DivulgaçãoPingos nos isKhury, Lerner e Emília: encontro, promovido pelo primeiro, serviu para esfriar a guerra palacianaO governador Jaime Lerner (PDT) e a vice-governadora Emília Belinati (PDT) reuniram-se ontem na Assembléia Legislativa para aparar arestas e evitar um possível rompimento político entre os dois durante o processo eleitoral do ano que vem. O encontro, que durou quase uma hora, foi provocado pelo presidente da Assembléia Legislativa, Aníbal Khury (sem partido), e pelo prefeito de Curitiba, Cássio Taniguchi (PDT).

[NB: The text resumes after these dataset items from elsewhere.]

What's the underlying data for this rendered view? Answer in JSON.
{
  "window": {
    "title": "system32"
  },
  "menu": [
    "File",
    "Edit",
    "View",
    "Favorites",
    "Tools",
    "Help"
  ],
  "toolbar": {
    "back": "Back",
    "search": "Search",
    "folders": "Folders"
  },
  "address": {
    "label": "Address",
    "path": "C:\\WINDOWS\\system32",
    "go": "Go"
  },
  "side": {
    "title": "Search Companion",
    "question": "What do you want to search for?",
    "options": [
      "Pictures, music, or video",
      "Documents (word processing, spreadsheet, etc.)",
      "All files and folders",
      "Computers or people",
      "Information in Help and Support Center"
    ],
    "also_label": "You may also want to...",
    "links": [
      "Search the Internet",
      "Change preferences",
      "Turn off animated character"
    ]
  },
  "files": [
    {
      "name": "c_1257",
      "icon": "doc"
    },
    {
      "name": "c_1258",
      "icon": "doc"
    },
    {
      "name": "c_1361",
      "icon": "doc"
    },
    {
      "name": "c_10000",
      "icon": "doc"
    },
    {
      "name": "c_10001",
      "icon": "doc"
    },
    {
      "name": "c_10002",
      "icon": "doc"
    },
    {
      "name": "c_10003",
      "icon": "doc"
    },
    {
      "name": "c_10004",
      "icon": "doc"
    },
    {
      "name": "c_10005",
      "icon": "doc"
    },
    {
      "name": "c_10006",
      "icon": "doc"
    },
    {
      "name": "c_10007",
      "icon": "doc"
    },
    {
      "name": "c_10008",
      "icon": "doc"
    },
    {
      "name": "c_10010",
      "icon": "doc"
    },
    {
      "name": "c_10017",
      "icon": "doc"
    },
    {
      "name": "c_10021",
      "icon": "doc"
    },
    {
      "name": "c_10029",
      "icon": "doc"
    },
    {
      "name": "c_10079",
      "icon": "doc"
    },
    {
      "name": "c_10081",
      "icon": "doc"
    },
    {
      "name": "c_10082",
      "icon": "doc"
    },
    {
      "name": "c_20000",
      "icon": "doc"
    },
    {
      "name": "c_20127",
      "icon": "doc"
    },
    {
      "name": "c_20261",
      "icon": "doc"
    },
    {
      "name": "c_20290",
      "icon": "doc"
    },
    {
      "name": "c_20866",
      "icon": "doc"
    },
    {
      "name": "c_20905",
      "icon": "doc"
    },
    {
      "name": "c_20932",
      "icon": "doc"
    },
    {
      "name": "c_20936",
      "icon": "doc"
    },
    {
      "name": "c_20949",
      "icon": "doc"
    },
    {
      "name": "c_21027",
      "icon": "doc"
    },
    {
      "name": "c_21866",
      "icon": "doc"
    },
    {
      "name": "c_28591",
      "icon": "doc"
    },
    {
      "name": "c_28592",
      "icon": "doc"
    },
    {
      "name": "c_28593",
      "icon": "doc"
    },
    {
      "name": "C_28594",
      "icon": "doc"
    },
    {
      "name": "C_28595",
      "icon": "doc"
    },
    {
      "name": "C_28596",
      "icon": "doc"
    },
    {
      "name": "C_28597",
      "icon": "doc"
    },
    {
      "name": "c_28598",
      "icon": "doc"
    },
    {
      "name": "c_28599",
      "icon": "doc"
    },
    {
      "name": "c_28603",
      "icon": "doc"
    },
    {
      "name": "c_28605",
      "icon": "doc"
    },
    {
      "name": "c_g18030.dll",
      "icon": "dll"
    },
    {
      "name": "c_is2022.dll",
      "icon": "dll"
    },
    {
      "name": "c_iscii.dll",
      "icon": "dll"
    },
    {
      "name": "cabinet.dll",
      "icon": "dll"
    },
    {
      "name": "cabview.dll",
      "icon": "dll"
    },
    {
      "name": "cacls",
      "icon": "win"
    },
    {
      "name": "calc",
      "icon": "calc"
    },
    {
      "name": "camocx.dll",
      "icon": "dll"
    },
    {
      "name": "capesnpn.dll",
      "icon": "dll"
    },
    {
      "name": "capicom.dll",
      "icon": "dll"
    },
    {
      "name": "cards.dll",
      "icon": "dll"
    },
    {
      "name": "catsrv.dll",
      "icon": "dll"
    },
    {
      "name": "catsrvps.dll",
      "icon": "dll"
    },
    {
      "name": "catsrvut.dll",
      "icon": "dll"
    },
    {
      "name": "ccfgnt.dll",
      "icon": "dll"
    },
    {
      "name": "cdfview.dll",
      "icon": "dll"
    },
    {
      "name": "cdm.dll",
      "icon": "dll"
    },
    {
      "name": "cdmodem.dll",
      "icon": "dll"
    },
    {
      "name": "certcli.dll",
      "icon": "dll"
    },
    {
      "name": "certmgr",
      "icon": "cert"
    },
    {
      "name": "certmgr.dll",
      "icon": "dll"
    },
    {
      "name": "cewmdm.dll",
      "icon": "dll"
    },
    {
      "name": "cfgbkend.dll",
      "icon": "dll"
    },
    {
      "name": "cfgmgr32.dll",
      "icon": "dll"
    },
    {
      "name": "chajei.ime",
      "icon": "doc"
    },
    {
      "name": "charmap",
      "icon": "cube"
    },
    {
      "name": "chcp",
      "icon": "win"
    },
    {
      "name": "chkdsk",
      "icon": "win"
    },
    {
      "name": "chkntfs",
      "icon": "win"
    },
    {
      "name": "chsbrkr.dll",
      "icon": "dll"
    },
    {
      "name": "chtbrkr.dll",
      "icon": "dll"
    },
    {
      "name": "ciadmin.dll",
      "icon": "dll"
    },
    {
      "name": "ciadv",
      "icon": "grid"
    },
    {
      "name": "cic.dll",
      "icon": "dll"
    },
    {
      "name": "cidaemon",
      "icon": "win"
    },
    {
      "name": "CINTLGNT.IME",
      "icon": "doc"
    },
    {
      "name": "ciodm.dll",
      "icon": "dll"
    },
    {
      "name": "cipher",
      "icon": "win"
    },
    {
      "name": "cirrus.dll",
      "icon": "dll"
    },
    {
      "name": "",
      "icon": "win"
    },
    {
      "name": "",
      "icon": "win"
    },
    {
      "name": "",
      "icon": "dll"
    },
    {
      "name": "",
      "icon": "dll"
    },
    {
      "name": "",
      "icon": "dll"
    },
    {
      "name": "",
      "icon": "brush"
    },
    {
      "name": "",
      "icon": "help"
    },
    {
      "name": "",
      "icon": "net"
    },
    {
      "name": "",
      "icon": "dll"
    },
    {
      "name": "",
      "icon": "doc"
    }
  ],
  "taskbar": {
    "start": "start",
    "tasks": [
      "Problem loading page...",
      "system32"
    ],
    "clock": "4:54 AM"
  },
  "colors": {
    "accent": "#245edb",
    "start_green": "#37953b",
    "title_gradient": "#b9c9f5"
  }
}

Segundo Khury, Lerner deixou à vontade a vice para escolher o cargo a que pretende disputar em 98. ‘‘O governador disse que ela (Emília Belinati) poderá ser candidata a vice, novamente, ou ao Senado Federal. A decisão ficará à sua escolha’’, informa o presidente da Assembléia, que por tabela se beneficiaria com o afastamento da vice. Vigorando a lei da desincompatibilização, Emília tem de deixar o governo, assim como Lerner, em abril, ficando Khury na linha de sucessão.
A conversa de Lerner e Emília foi, na avaliação do presidente da Assembléia, ‘‘uma reunificação das forças lerneristas’’. ‘‘O Jaime (Lerner) disse que a vice sempre tem agido com muita ética nos períodos em que assumiu o governo durante a sua ausência. Prova de que está empenhado para que não haja uma quebra no grupo’’, reforça Khury.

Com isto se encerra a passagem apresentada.